We gathered in the evening, talked it all out, we clapped for slates, we used lamps and a ring light (pointed at the vaulted ceiling) for light, I’m pretty sure only Pip and I read the script which I think led to the camera / sound having a seeking verite quality that I love.
Ponytailhead is quite a lo-fi project – one day of filming, minimal crew, low budget – and that aesthetic matches the film’s narrative so well. Were there any issues you faced with this “ny-hustler-nobudget-cassavetes-diy-fuckshit spirit” filmmaking approach and how did you turn those into benefits?
The spirit and attitude is the benefit. If you have 80 bucks you may as well have a million. When your focus is on the people in the frame and the story you’re telling – look and tone come easy as breathing.



I’m also interested in the equipment you and Jaxon used, especially the CCTV lens adapted on the Canon EOS M. What were your thoughts behind that addition?
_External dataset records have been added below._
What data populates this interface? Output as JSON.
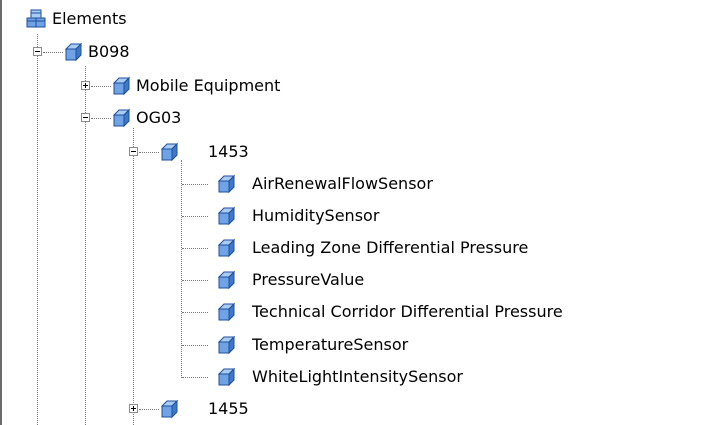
{
  "tree": {
    "root": {
      "label": "Elements",
      "icon": "package-icon"
    },
    "b098": {
      "label": "B098",
      "icon": "cube-icon",
      "expanded": true
    },
    "mobile_equipment": {
      "label": "Mobile Equipment",
      "icon": "cube-icon",
      "expanded": false
    },
    "og03": {
      "label": "OG03",
      "icon": "cube-icon",
      "expanded": true
    },
    "n1453": {
      "label": "1453",
      "icon": "cube-icon",
      "expanded": true
    },
    "sensors": [
      {
        "label": "AirRenewalFlowSensor",
        "icon": "cube-icon"
      },
      {
        "label": "HumiditySensor",
        "icon": "cube-icon"
      },
      {
        "label": "Leading Zone Differential Pressure",
        "icon": "cube-icon"
      },
      {
        "label": "PressureValue",
        "icon": "cube-icon"
      },
      {
        "label": "Technical Corridor Differential Pressure",
        "icon": "cube-icon"
      },
      {
        "label": "TemperatureSensor",
        "icon": "cube-icon"
      },
      {
        "label": "WhiteLightIntensitySensor",
        "icon": "cube-icon"
      }
    ],
    "n1455": {
      "label": "1455",
      "icon": "cube-icon",
      "expanded": false
    }
  },
  "colors": {
    "cube_face": "#6fa3e6",
    "cube_top": "#a9ccf5",
    "cube_side": "#3f78c9",
    "cube_outline": "#1f4f9c",
    "connector": "#7a7a7a",
    "left_border": "#6b6b6b"
  }
}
Yeah I sent Jaxon a bunch of old Nan Goldin photos and Davide Sorrenti pics – intimate shots where the subject is king and the background is a dreamy wash and he picked up a 30 dollar lens and a couple adapters to get that warped bokeh and shallow DOF. This was the first film he DP’d. He’s gonna be a little sensei with the camera one day, I promise ya.
Ponytailhead has had a lot of evolution along the way to the point where the film could have turned out a lot different. We’d love to hear more about the process of working free of continuity constraints and how you ultimately honed the film to what it is now.
Yeah when we wrote it we thought it was gonna be the cutest little screwball com – all rat-a-tat Howard Hawks shit, but as me and Pippi developed it and rehearsed it in the park every day, we started taking breaths between barbs, and honing in on the truth of this relationship. Also, there was continuity in performance and intention. I don’t know how to shoot 12 pages in 5 hours without being locked the fuck in as actors, but in shooting and editing the only continuity that matters is emotional continuity. Polished edits are for detergent commercials.
As me and Pippi developed it and rehearsed it in the park every day, we started taking breaths between barbs, and honing in on the truth of this relationship.


The ending! How the hell did that come about? It was unexpected, to say the least!
Nothing will make me tune out of a film like a couple actors yelling at each other, so we knocked around different physical/visual ideas to convey that heightened emotional state at the climax – jerking into your ex old lady’s shoe and choppin her locks seemed most fitting. In the script I was gonna shoot into her trash can, which I still love. There’s a metaphor or a laugh in there somewhere, but if you got a pink Croc on set and you don’t blow a load of vani cream face wash into it – are you even making movies?
Are there any new projects we can look forward to seeing from you soon?
We gotta wild little feature script ready to go. Looking for a sugar daddy or mama to give me 20k. Will send dick and feet and butthole pics.